L'Egyptien tomba dans une profonde rêverie qui ne
paraissait pas lui présenter une idée claire et
satisfaisante. Il changeait continuellement de position,
à mesure qu'il repoussait l'un après l'autre
tous les plans qui s'offraient à son esprit ; il se
frappa plusieurs fois la poitrine et gémit, plein du
désir de la vengeance, mais avec le sentiment de son
impuissance pour l'accomplir. Tandis qu'il demeurait ainsi
absorbé, un jeune esclave entra timidement dans sa
chambre.
Une femme, évidemment d'un rang élevé,
comme l'indiquaient sa toilette et le costume de l'esclave
qui l'accompagnait, attendait en bas, et demandait audience
à Arbacès.
Une femme ! ... son cœur battit avec vitesse.

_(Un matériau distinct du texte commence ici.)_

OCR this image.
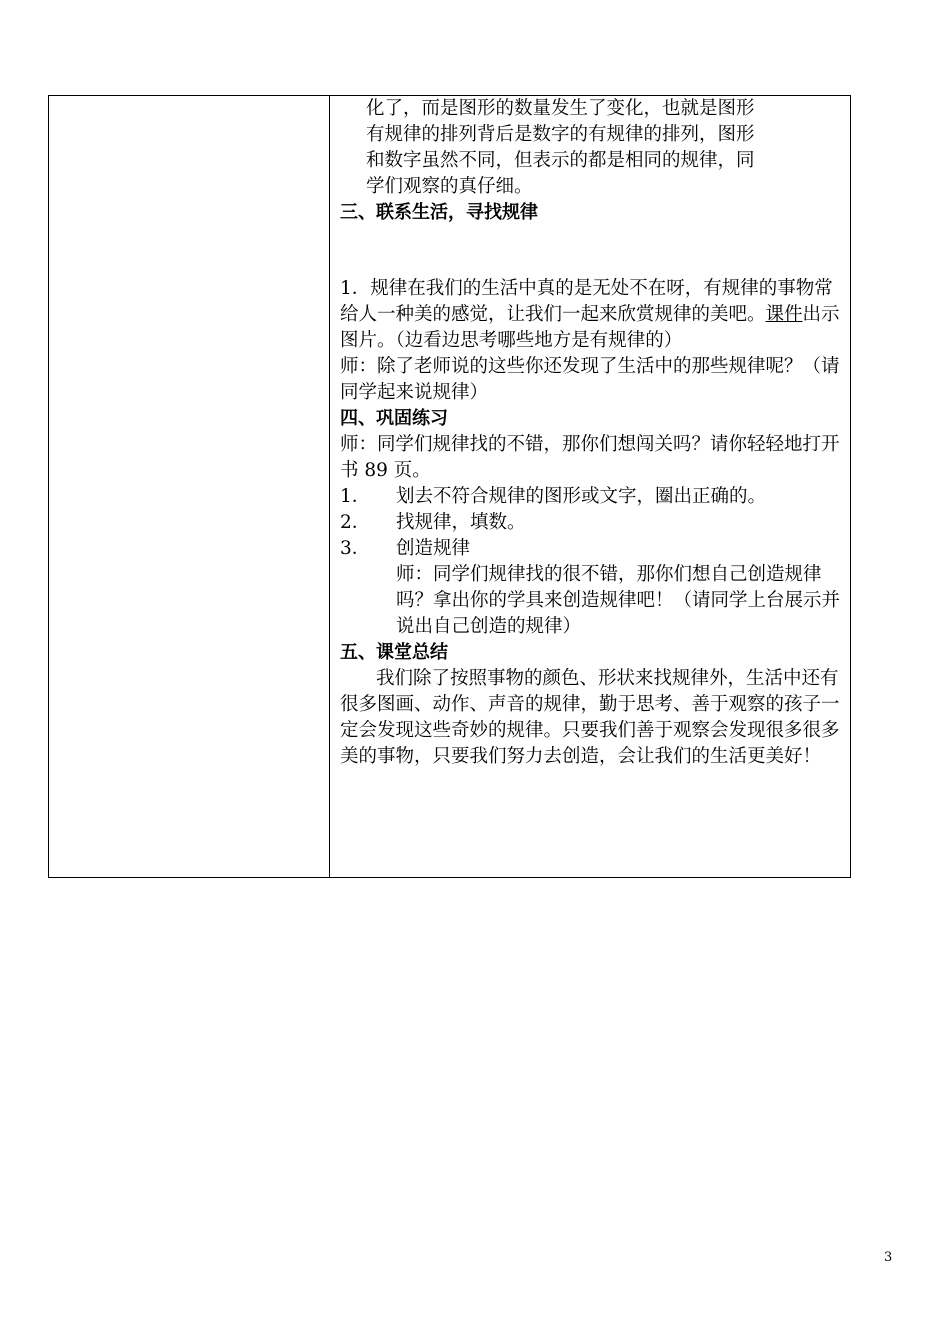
化了，而是图形的数量发生了变化，也就是图形

有规律的排列背后是数字的有规律的排列，图形

和数字虽然不同，但表示的都是相同的规律，同

学们观察的真仔细。

三、联系生活，寻找规律

1．规律在我们的生活中真的是无处不在呀，有规律的事物常给人一种美的感觉，让我们一起来欣赏规律的美吧。课件出示图片。（边看边思考哪些地方是有规律的）

师：除了老师说的这些你还发现了生活中的那些规律呢？（请同学起来说规律）

四、巩固练习

师：同学们规律找的不错，那你们想闯关吗？请你轻轻地打开书 89 页。

1．	划去不符合规律的图形或文字，圈出正确的。
2．	找规律，填数。
3．	创造规律

师：同学们规律找的很不错，那你们想自己创造规律吗？拿出你的学具来创造规律吧！（请同学上台展示并说出自己创造的规律）

五、课堂总结

我们除了按照事物的颜色、形状来找规律外，生活中还有很多图画、动作、声音的规律，勤于思考、善于观察的孩子一定会发现这些奇妙的规律。只要我们善于观察会发现很多很多美的事物，只要我们努力去创造，会让我们的生活更美好！

3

«Est-elle jeune ? demanda-t-il.
- Sa figure est cachée par un voile, mais sa taille
élancée, quoique arrondie, annonce la
jeunesse.
- Qu'on la fasse entrer», dit l'Egyptien ; un instant
son cœur ému d'un vain espoir se flatta que ce
pourrait être Ione.
Le premier regard jeté sur la personne qui entrait
dans son appartement suffit pour le tirer de son erreur. Elle
était, à la vérité, de la
même grandeur qu'Ione et probablement du même
âge, bien faite et pleine d'appas : mais où
était cette grâce ineffable et attrayante qui
accompagnait chaque mouvement de l'incomparable Napolitaine ; cette toilette chaste et décente, si simple dans son
arrangement ; cette démarche si digne et si
réservée ; la majesté de la femme et
toute sa modestie ?
«Pardonnez-moi si je me lève avec peine, dit
Arbacès en regardant l'étrangère ; je
sors à peine d'une cruelle souffrance.
- Ne faites aucun effort, ô grand Egyptien,
répondit Julia, cherchant à déguiser
sous les dehors de la flatterie la crainte qu'elle avait
éprouvée ; pardonnez à une femme
malheureuse, qui vient demander des consolations à
votre sagesse.
- Approchez-vous, belle étrangère, reprit
Arbacès, et parlez sans crainte et sans
réserve.»
Julia s'assit auprès de l'Egyptien, et jeta des
regards de surprise autour d'une chambre dont le luxe exquis
et coûteux surpassait même celui qui brillait
dans la maison de son père ; elle remarqua aussi avec
un certain effroi les inscriptions hiéroglyphiques
tracées sur les murs, les figures des
mystérieuses idoles qui paraissaient la contempler de
tous les coins de l'appartement ; le trépied à
peu de distance ; et par-dessus tout, elle observa l'air
grave et imposant d'Arbacès. Une longue robe blanche
couvrait à moitié comme un voile ses cheveux
noirs et tombait jusqu'à ses pieds ; sa
présente pâleur rendait encore sa physionomie
plus expressive ; son oeil noir et pénétrant
semblait percer l'abri du voile de Julia, et explorer les
secrets de l'âme vaine et si peu féminine de sa
visiteuse.
«Quel motif, dit-il d'une voix lente et grave,
t'amène, ô jeune fille, dans la maison d'un fils
de l'Orient ?
- Sa réputation, dit Julia.
- En quoi ? reprit-il avec un étrange et léger
sourire.
- Peux-tu le demander, sage Arbacès ? Ta science
n'est-elle pas le sujet de toutes les conversations de
Pompéi ?
- J'ai acquis, en effet, quelques connaissances,
répondit Arbacès ; mais comment ces
sérieux et stériles secrets peuvent-ils
être agréables à l'oreille de la
beauté ?
- Hélas ! dit Julia, un peu encouragée par ce
ton d'adulation auquel elle était habituée, la
douleur ne s'adresse-t-elle pas à la sagesse pour
être consolée ? et les personnes qui aiment sans
espoir ne sont-elles pas les victimes choisies de la douleur ?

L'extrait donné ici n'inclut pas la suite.